||Verbal irony has been a topic of study for several decades and conclusive answers to what it is and how language users correctly understand each other’s ironic expressions are difficult to provide. Saying the opposite of what you actually mean does not seem the most effective way of communicating at first sight, but it has proven to be used over and over again without much misunderstanding. Several theories have been proposed in the past few decades that try to explain the concept of verbal irony (among others Grice 1975; Wilson & Sperber 1992; Giora 1997; Tobin & Israel 2012). Most theories on verbal irony share the idea that irony is best defined as an utterance with a literal evaluation that is implicitly opposite to its intended evaluation (Burgers & Van Mulken 2013: 184).
According to Giora and others (see for example Giora, Drucker & Fein 2014), constructions (form-meaning pairs) can even be interpreted ironically by default, when the interpretation that springs to mind first is the ironic interpretation, whether presented in isolation or in a context biasing towards that ironic interpretation.
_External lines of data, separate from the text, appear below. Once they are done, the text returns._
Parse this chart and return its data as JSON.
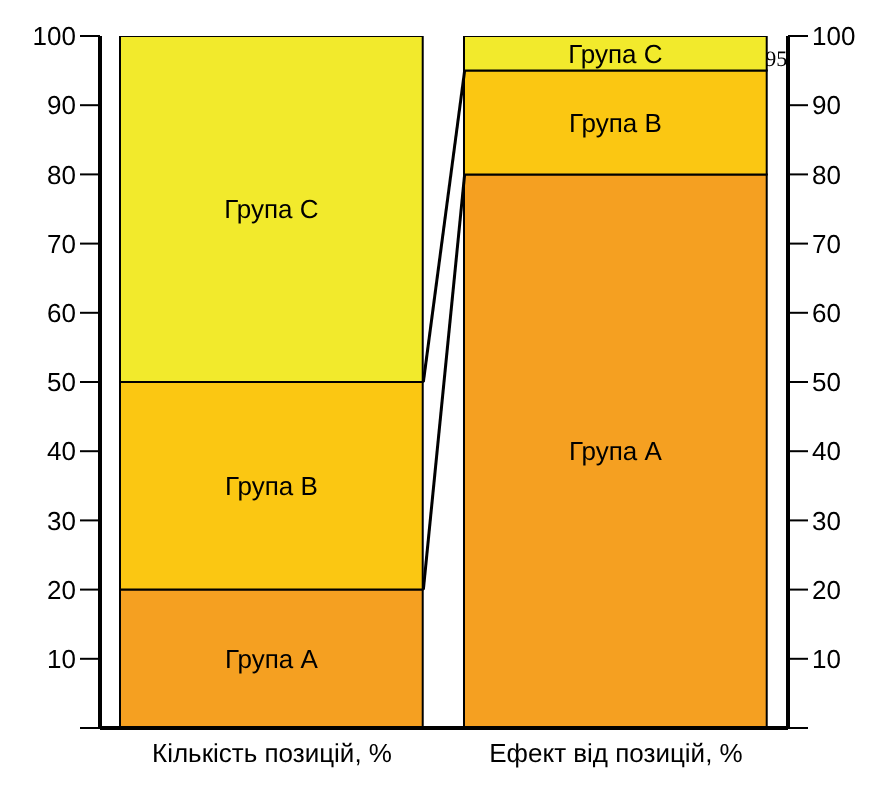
{
  "chart_data": {
    "type": "bar",
    "stacked": true,
    "categories": [
      "Кількість позицій, %",
      "Ефект від позицій, %"
    ],
    "series": [
      {
        "name": "Група А",
        "color": "#f5a021",
        "values": [
          20,
          80
        ]
      },
      {
        "name": "Група В",
        "color": "#fbc712",
        "values": [
          30,
          15
        ]
      },
      {
        "name": "Група С",
        "color": "#f2ea2c",
        "values": [
          50,
          5
        ]
      }
    ],
    "ylim": [
      0,
      100
    ],
    "yticks": [
      {
        "value": 0,
        "label": null
      },
      10,
      20,
      30,
      40,
      50,
      60,
      70,
      80,
      90,
      100
    ],
    "y2lim": [
      0,
      100
    ],
    "y2ticks": [
      {
        "value": 0,
        "label": null
      },
      10,
      20,
      30,
      40,
      50,
      60,
      70,
      80,
      90,
      100
    ],
    "annotations": [
      "95"
    ]
  }
}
This claim is based solely on experimental research with constructed examples (among others Giora et al. 2015; Giora, Givoni & Fein 2015; Giora et al. 2018). However, to support the claim of default ironic interpretation actual language data should be involved, but such corpus studies on ironic constructions are rare. This study builds on two previous studies investigating Dutch ironic constructions on Twitter (Walles 2016; Stevens 2018), and it extends the scope to ironic constructions in English. By comparing three corpora each containing 2,000 tweets with one of the three hashtags #irony, #not, and #sarcasm with a corpus containing 15,000 general English tweets, 30 words and 22 phrases appeared to occur significantly more often in the ironic tweets. These words and phrases were used to compile a new corpus, containing one hundred tweets for each word or phrase. An analysis of the tweets showed that only four were used ironically significantly more often, namely 'classy', 'I’m shocked', 'what a surprise', and 'yeah right'.
Exploring the ironic meaning of these four constructions from a constructionist point of view is fruitful, since their ironic meaning can be better understood as these constructions are considered as one unit to which the ironic meaning is assigned. These constructions underwent subjectification: its ironic evaluation has become part of the conventional meaning of the construction and the usage of the construction is expanded to a wider range of communicative contexts in which it conveys an ironic attitude (Verhagen 2000). This gradual conventionalization of the ironic evaluation explains why certain constructions are used more frequently with an ironic intent than others: those constructions have progressed further in the conventionalization process and the ironic meaning has become more closely attached to the construction (Claridge 2011). Nevertheless, the four ironic constructions in the Twitter corpus could not be classified as default ironic constructions, as there are still cases in which they are used literally. The notion of default ironic interpretation is problematic, as the analysis of actual language data do not support the view that one particular construction is always and only used ironically.